Your feet don’t have a normal arch if you have flat feet. The condition is related to fallen arches. It’s common in children and normally disappears by age 2 or 3 as the ligaments and tendons in the leg and foot tighten. But, and it can remain through adulthood and in case you don't know 25% of American adults are facing this condition.
In some cases, flat feet or fallen arches are also caused by illness or injuries, creating problems with running, walking or standing for hours.
Flat feet only need proper treatment if they are causing pain. It is not necessary that you will feel any discomfort and pain due to flat feet because some people appear to have a very low arch or no arch and they don’t experience any difficulties.
Symptoms Of Flat Feet
The general symptom of flat feet is a pain in the feet. This can happen due to the connecting ligaments and strained muscles.
Pressures or stress on the knee and hip may result in discomfort in joints due to overpronation when the ankles turn inward.
Several people have this problem — and see no problems and require no treatment. But others may undergo with the following symptoms:
What Causes Flat Feet?
Flat feet are related to the bones and tissues in your feet and lower legs. The condition is natural in toddlers and babies because tendons take time to tighten and form an arch.
It can result in flat feet if the tightening doesn’t occur properly. Because of the age or sustain injuries, the tendons in either or both feet may become injured. The condition is also linked to diseases such as muscular dystrophy and cerebral palsy.
Treatment Of Flat Feet:
Supporting your feet is normally the initial step in handling the condition. Your doctor may suggest you wear orthotics or special shoes for flat feet.
Reducing pain from flat feet may require some modifications in your daily routine. For example, your doctor may suggest an exercise and diet plan for weight loss to overcome the stress on your feet. They may advise not walking or standing for prolonged periods.
Your doctor might prescribe medicine to decrease the pain from these symptoms.
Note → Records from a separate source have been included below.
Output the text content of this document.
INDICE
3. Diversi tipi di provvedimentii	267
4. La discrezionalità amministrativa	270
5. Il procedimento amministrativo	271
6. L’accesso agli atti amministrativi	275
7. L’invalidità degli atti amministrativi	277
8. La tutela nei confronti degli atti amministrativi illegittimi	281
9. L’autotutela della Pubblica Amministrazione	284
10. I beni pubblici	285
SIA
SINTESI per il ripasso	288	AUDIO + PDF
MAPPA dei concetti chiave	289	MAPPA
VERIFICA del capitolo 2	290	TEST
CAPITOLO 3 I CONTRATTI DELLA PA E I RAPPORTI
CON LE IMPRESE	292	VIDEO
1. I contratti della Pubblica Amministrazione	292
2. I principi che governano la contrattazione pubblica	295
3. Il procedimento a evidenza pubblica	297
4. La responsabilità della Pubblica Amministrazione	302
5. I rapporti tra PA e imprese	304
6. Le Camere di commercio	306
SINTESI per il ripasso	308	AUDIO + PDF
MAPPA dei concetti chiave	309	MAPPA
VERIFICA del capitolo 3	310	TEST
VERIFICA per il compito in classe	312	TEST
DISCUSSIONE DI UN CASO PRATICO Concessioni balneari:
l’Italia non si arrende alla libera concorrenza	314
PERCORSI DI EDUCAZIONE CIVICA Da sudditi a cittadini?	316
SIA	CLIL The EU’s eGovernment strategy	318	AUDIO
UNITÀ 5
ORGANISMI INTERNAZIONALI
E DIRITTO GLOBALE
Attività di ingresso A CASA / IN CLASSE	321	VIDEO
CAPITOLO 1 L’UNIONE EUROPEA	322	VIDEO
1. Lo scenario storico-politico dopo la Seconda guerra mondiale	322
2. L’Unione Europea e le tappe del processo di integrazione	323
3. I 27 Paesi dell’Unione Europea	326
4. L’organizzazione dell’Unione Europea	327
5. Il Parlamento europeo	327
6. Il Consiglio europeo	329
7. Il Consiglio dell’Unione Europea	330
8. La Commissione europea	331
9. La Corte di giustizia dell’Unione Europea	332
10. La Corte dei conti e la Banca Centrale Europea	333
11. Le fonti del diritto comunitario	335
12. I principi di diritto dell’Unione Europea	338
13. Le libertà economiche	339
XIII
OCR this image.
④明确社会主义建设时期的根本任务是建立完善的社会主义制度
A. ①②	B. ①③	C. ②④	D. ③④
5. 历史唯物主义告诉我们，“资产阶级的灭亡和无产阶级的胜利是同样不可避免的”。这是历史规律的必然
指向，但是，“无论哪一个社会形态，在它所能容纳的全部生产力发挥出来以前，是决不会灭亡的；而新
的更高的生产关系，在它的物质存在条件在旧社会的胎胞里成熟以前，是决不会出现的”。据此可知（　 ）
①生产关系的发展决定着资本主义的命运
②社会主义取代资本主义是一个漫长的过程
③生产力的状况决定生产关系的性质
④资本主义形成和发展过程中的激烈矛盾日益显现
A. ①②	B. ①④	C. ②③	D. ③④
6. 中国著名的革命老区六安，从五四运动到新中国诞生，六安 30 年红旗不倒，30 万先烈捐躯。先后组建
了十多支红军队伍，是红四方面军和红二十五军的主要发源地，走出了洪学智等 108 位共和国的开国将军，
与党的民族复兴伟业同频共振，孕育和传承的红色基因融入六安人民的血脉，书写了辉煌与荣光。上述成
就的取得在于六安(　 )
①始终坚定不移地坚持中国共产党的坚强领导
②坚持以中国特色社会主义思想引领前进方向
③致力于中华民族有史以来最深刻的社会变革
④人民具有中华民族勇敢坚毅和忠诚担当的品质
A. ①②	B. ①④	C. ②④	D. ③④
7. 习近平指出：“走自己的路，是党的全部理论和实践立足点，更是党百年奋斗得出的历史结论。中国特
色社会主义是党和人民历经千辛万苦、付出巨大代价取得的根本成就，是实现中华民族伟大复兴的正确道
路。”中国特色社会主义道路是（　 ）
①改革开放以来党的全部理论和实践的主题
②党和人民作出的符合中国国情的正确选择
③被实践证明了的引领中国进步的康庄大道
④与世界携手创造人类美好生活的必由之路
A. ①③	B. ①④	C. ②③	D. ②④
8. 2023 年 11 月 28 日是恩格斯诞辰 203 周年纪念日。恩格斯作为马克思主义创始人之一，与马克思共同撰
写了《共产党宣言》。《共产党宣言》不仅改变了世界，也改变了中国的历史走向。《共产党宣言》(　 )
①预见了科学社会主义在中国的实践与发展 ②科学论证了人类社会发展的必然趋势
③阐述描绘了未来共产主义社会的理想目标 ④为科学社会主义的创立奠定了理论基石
Nonsteroidal anti-inflammatory medicines can help to reduce pain and swelling.
In more serious cases surgery may be an option and is usually the last option. Your orthopaedic surgeon may form an arch in your feet, repair tendons, or fuse your joints or bones. If your Achilles tendon is too short, the operator can lengthen it to minimize your pain.
Stretching exercises for the tendon may help to flat feet people who have a shortened Achilles tendon.
Supportive and stability shoe might be extra comfortable for flat footers compared to the shoes or sandals with no support.